1714 es, posiblemente, una fecha que no resuene en la memoria de nadie. Sin embargo es significativa, al menos en la simbología galena. Es el año en el que el físico alemán Daniel Fahrenheit creó un termómetro, el primero basado en mercurio, y, como es fácil imaginar, le pintó la escala de temperatura que hoy lleva su nombre: los grados Fahrenheit.
Sin embargo, recién hacia 1860 su uso médico se volvió habitual. Es que los primeros modelos tenían más de 25 centímetros de largo y necesitaban de unos buenos 5 minutos para poder indicar la temperatura con certeza. Gracias a innovaciones de otros médicos creativos como Clifford Allbutt y Karl Wunderlich, se volvió una herramienta popular. Allbutt diseñó una versión de bolsillo, de 12 centímetros, y Wunderlich afirmaba –incorrectamente, por supuesto– que cada enfermedad tenía asociado un patrón de fiebre característico que podía identificarla.
Hoy este bastión icónico está en vías de desaparición. Una alianza de ONG (como Salud Sin Daño) y de médicos y enfermeros con conciencia ecológica, se están sumando a una sólida campaña de concientización global sobre los riesgos de contaminación provocados por accidentes con mercurio.
Estos grupos ya han logrado que un número importante de hospitales en el mundo –incluyendo alrededor de una docena de Argentina– decidan abandonar esta vieja tecnología para elegir termómetros electrónicos, que no recurren al precioso metal líquido como materia prima para medir la temperatura corporal.
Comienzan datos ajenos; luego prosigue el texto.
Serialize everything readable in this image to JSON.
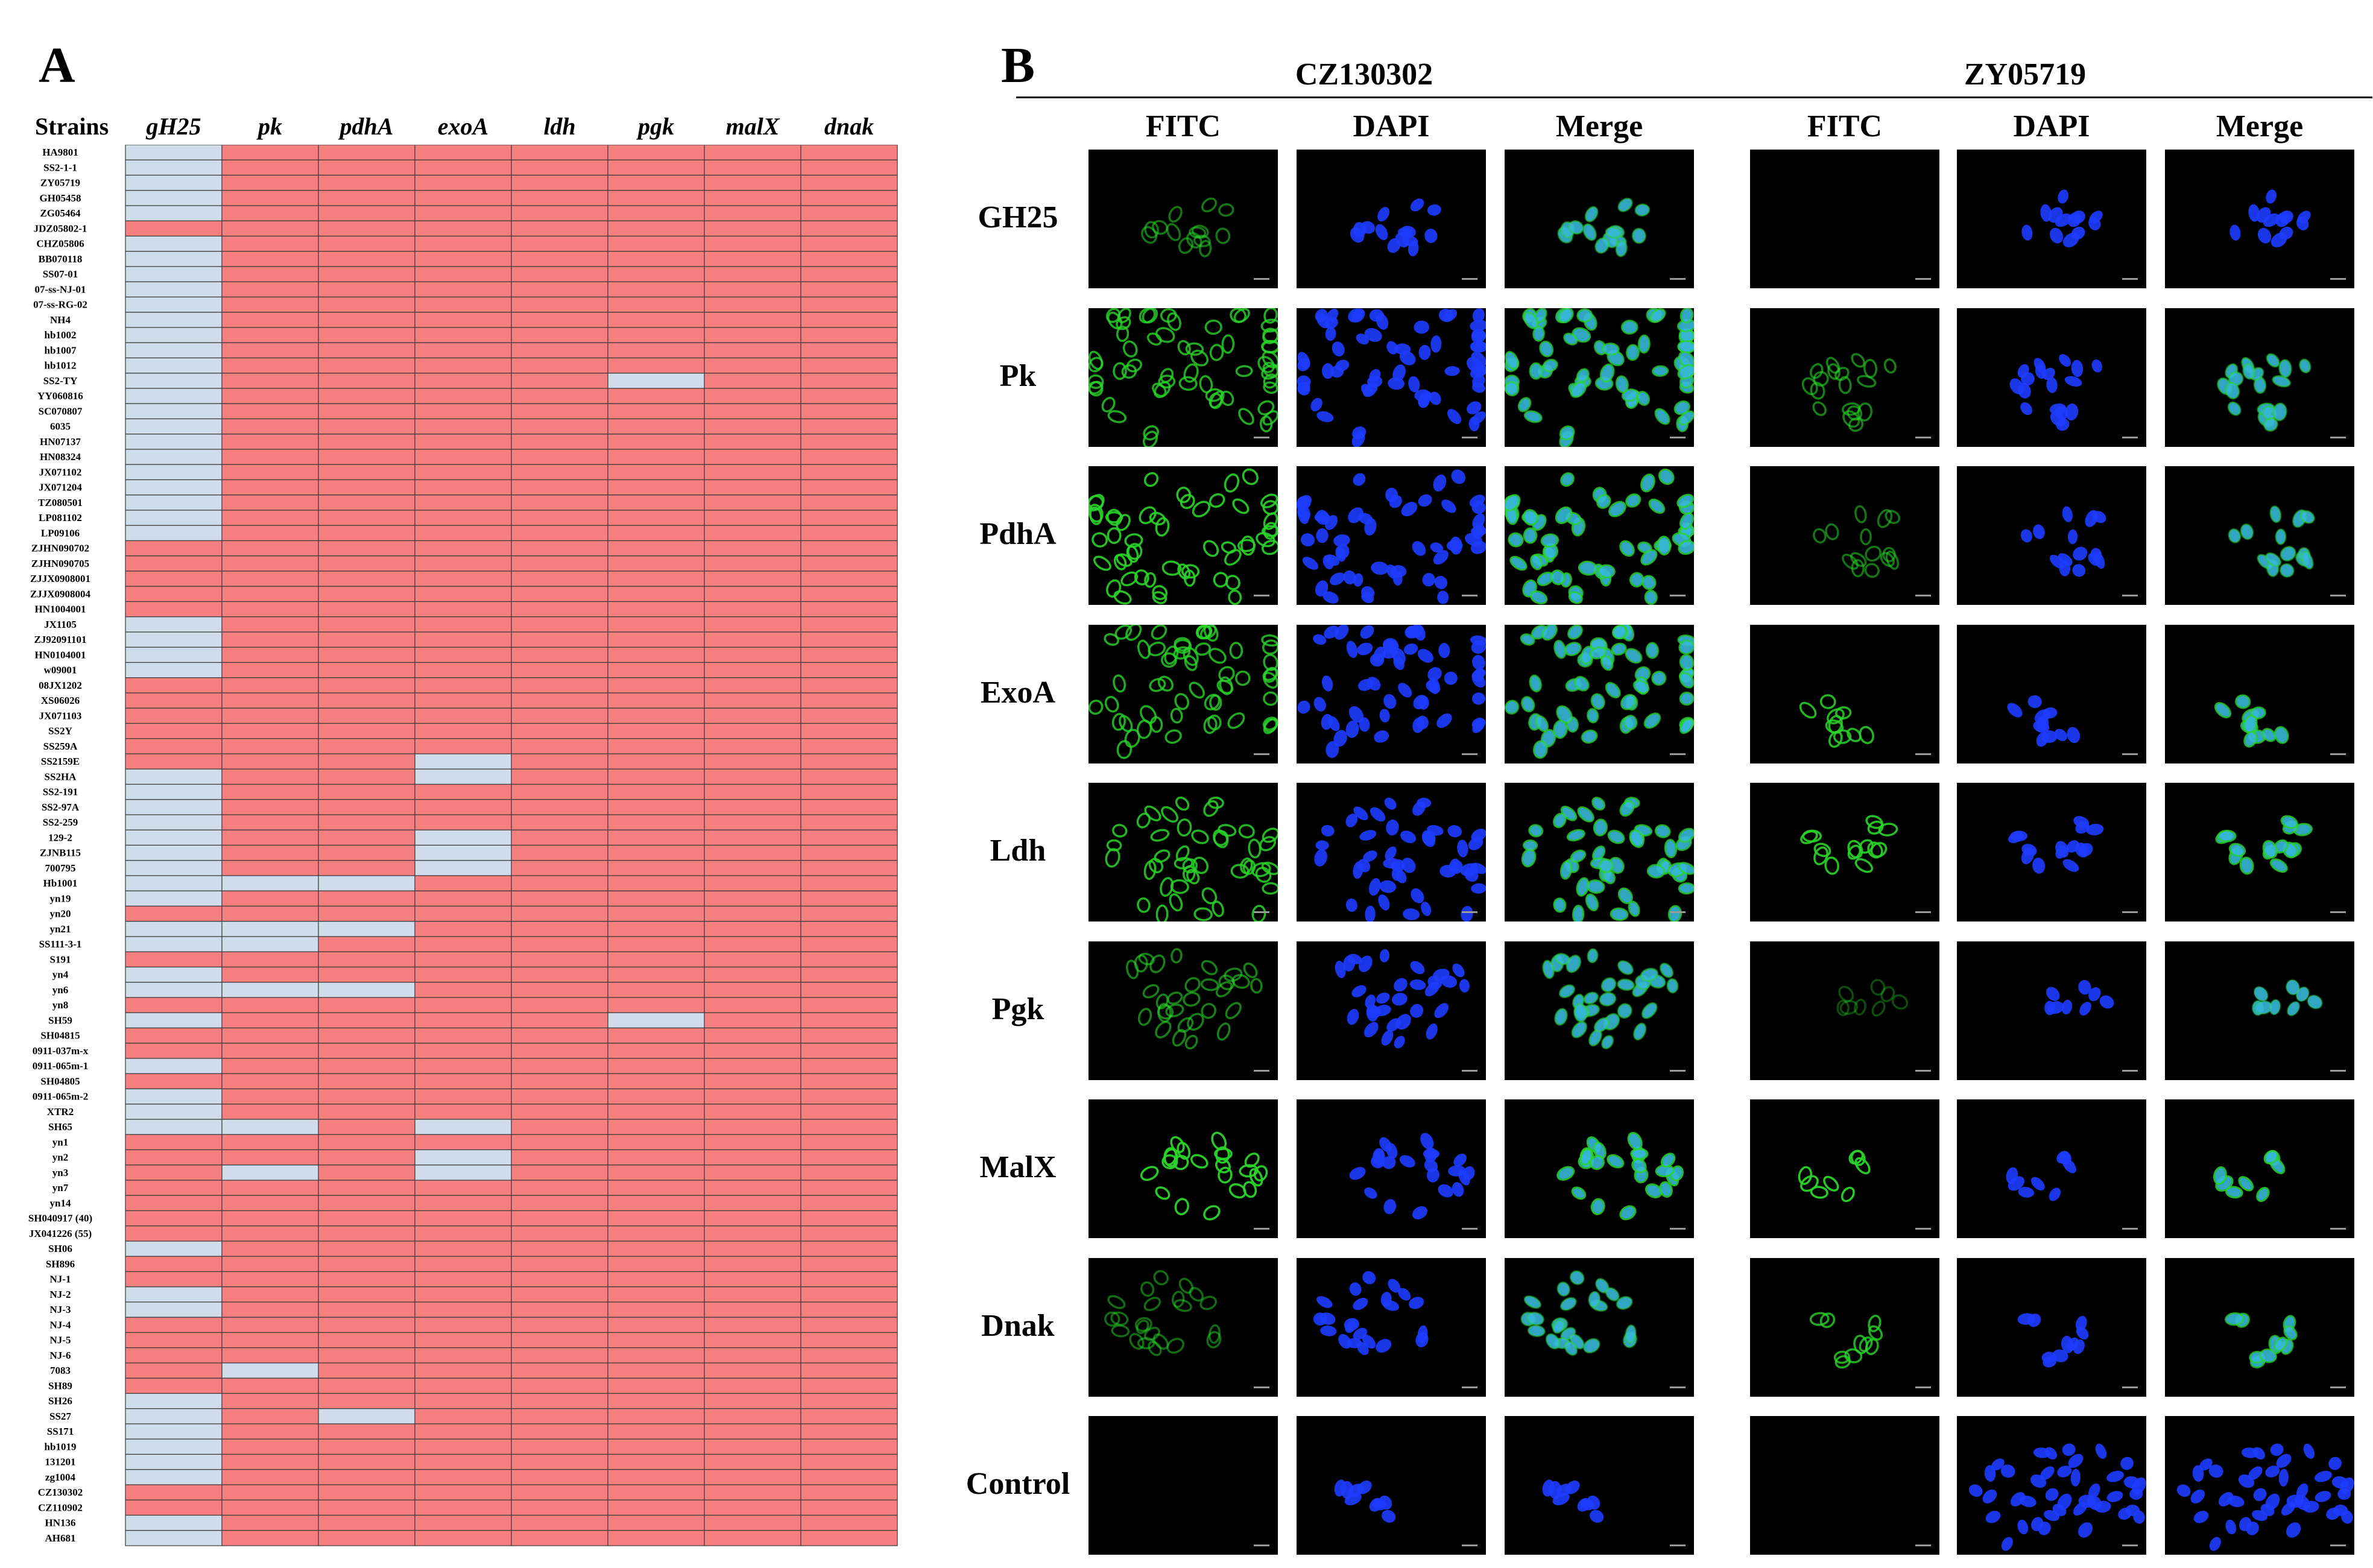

Sin embargo, aunque en nombre de su toxicidad los termómetros terminen juntando polvo para siempre en el arcón de los viejos remedios, otra forma de mercurio seguirá estando íntimamente ligada a la medicina.
Ocurre que el símbolo de la profesión es el caduceo, una vara alegórica, coronada por dos alas y dos serpientes entrelazadas. En la mitología romana el símbolo estaba asociado con el dios Mercurio. Y, además, también era un caduceo la vara de Asclepio, el dios griego de la medicina. En otras palabras, aunque no se lo esgrima, la representación del mercurio seguirá siendo emblema de la profesión médica.